Posted at 9:00 a.m.
We inhabit our body as we hold a house. With more or less enthusiasm depending on the age, noticing different details each season. Time flows over our bones, the staircase of the heart creaks, the years accumulate, the frame crunches.
I have women’s scars that soon left their furrows in my flesh. The drugs, the weather, the parties, the outbursts of worries and joy have transformed my reflection: every month I feel like a new animal, I re-tame myself, I survey my constantly redrawn borders, I map their changes, exploration of a moving territory.
Recently, sheafs of flowers have been blooming on my back. Peonies, blueberries, apple blossoms, Labrador tea, oats: each species represents a part of my clan. The tattoo, all in tawny tones, seems to emerge from my skin. That’s what I wanted, for it to be part of the natural history of my body, a sort of surface fossil that recounts the years lived in all my gardens.
I spent 32 hours on the chair of Poupine Rustre, which practices feminist tattooing.
Thirty-two hours of little exorcising pain: regaining possession of my image, a game with myself, a bravery that root me today, remind me of my strength and my endurance.
While the needle darted my skin, I drew lace, a corset and layers of petticoats for a project of giant engravings which speaks of wear and tear on bodies, of the weight of linen worn by women at work. I myself have a historical-anachronistic wardrobe, where each piece is a kind of experimentation, a daily performance. I’m investigating clothing: what does gardening with three layers of skirts mean? How to do archery if you are limited by a corset? How to wash the dirt off the gathered apron? Are the sleeves of the Middle Ages, laced, narrow, more or less practical than those ample and freed from the XIX?e century ?
The evolution of the body over time — personal time and historical time — fascinates me. Nothing is more universal than the awareness of oneself in relation to others, to one’s time or to an earlier version of oneself. A double phenomenon of survival is at stake: social acceptance, physical integrity. On the one hand, the dimension of the image — the projected part, turned outward —, on the other, the carnal dimension, that of the senses, of pleasures, of pains. To think of these dimensions as two different versions of oneself, to observe them one and the other without making them dialogue, is to demand of the body a partial, amputated existence.
In this sense, the tattoo, in its conjunction between the visual and the sensory, makes it possible to reconcile two spheres which otherwise tend to obscure each other. The advent of a work of which we will bear the physical trace, and which makes it possible to confront previous pains, whatever they may be, brings us back to the most concrete of the physical experience.
Feminist tattooing and studios open to gender diversity seem specifically inspiring models to me. Tattoo artists who have a therapeutic, open approach, have a way of welcoming not only the personal experience of the individual on whom they are going to draw their works, but also their skin as it is, in its curves, in its leanness, its texture, its specific pigmentation. Any benevolence that promotes a healthy, luminous relationship with the body. We need more of these places-breaths, these hands-sighs between which to deposit as much our fatigue as our fulgurance.

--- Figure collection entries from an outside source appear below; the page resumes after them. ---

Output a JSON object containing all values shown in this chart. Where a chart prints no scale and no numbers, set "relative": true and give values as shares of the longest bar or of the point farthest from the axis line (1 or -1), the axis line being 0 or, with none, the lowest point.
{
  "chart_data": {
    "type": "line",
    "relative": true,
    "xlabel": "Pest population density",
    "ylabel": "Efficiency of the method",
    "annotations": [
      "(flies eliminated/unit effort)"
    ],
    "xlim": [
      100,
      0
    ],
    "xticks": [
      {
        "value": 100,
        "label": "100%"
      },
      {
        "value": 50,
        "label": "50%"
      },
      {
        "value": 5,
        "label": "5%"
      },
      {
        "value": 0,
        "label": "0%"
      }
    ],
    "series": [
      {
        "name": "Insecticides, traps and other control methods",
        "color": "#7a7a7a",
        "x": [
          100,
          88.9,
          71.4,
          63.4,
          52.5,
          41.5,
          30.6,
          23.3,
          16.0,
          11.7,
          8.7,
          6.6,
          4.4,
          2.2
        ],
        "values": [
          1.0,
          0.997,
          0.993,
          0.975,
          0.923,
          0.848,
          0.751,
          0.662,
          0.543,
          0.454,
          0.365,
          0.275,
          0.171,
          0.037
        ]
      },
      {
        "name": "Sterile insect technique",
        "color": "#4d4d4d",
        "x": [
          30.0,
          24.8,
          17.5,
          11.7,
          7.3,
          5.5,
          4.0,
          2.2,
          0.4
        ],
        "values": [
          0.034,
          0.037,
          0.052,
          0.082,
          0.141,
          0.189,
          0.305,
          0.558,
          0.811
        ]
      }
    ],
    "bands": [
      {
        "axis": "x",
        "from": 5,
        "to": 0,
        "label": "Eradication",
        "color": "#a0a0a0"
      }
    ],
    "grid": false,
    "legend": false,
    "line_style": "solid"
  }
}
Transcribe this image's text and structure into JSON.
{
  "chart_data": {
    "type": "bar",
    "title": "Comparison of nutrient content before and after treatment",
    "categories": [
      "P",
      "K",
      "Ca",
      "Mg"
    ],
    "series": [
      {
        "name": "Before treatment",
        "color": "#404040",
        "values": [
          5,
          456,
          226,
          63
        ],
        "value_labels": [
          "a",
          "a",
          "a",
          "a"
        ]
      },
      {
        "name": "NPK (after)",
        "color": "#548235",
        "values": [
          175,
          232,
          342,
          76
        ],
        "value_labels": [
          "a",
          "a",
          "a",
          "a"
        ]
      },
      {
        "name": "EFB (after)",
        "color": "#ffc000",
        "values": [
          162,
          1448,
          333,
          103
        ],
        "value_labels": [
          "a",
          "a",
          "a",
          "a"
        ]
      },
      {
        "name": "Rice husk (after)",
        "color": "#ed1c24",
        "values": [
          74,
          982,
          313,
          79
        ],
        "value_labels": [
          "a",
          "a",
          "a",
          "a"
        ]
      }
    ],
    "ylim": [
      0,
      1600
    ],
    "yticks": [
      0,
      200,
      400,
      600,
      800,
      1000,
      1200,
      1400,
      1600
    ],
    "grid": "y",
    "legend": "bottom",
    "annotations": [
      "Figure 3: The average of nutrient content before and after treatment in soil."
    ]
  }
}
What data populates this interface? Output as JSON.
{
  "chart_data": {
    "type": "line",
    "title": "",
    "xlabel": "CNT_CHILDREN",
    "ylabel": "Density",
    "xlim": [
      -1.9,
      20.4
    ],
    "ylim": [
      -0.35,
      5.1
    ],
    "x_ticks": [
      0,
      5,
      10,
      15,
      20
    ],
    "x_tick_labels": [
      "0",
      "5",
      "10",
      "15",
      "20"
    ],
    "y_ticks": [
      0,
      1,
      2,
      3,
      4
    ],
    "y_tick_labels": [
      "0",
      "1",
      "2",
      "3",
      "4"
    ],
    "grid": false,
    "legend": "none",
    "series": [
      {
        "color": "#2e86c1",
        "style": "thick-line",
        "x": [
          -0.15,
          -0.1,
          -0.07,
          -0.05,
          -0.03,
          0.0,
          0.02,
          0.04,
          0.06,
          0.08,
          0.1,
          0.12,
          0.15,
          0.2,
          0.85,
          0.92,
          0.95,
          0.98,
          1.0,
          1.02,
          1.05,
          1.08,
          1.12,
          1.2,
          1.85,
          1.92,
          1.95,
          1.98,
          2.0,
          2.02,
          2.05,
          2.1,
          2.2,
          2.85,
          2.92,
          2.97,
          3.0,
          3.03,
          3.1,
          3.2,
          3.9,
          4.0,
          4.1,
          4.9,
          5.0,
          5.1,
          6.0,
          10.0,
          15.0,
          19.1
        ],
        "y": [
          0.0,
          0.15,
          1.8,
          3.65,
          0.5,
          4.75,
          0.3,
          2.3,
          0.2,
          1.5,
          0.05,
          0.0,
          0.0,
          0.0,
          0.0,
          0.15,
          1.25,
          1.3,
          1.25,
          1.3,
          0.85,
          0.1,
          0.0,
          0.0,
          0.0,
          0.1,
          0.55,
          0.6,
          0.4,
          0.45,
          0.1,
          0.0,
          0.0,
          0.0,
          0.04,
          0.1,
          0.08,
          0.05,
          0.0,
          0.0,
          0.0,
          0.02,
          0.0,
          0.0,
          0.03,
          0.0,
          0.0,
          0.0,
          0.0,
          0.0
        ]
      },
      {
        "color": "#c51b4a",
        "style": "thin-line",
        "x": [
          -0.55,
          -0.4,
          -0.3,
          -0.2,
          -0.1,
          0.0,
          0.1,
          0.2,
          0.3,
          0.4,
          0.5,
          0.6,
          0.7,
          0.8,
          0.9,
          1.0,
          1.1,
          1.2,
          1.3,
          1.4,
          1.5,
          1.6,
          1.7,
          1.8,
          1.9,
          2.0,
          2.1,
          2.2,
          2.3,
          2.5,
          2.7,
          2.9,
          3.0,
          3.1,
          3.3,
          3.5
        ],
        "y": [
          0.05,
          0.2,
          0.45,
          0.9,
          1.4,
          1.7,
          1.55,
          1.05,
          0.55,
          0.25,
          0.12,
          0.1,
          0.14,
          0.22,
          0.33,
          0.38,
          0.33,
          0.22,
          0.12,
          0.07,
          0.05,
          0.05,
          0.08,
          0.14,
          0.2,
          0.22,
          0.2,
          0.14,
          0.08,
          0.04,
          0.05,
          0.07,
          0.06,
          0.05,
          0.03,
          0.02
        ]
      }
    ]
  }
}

While the flowers slowly took birth on my skin, we spoke, the tattoo artist and I, of the changes that age inflicts on us, we decided aloud not to undergo them, to accept them as one welcomes without reserve those of a sister, a friend, a mother. Recognizing your body as it is is not a small thing, it’s the story of a life. I entrusted my back to Doll Rustre and I felt relieved of myself, at the same time fully anchored, alive in my pain and in the beauty that was born of it. With this tattoo, I feel like I entered a playful time in my life. A permissive time, where the “sacred temple” of the body can be decorated with garlands, flowers, bright lights, without having to hide the wear and tear, the tangible and invisible traces of my previous experiences.
We can all play with our body, dress it, illuminate it, inhabit it as we see fit. I wish us hide-havens, body-houses to cherish, to take care of, to watch aging in complete wonder, not despite the wear and tear of time, storms and dizziness, but because of them.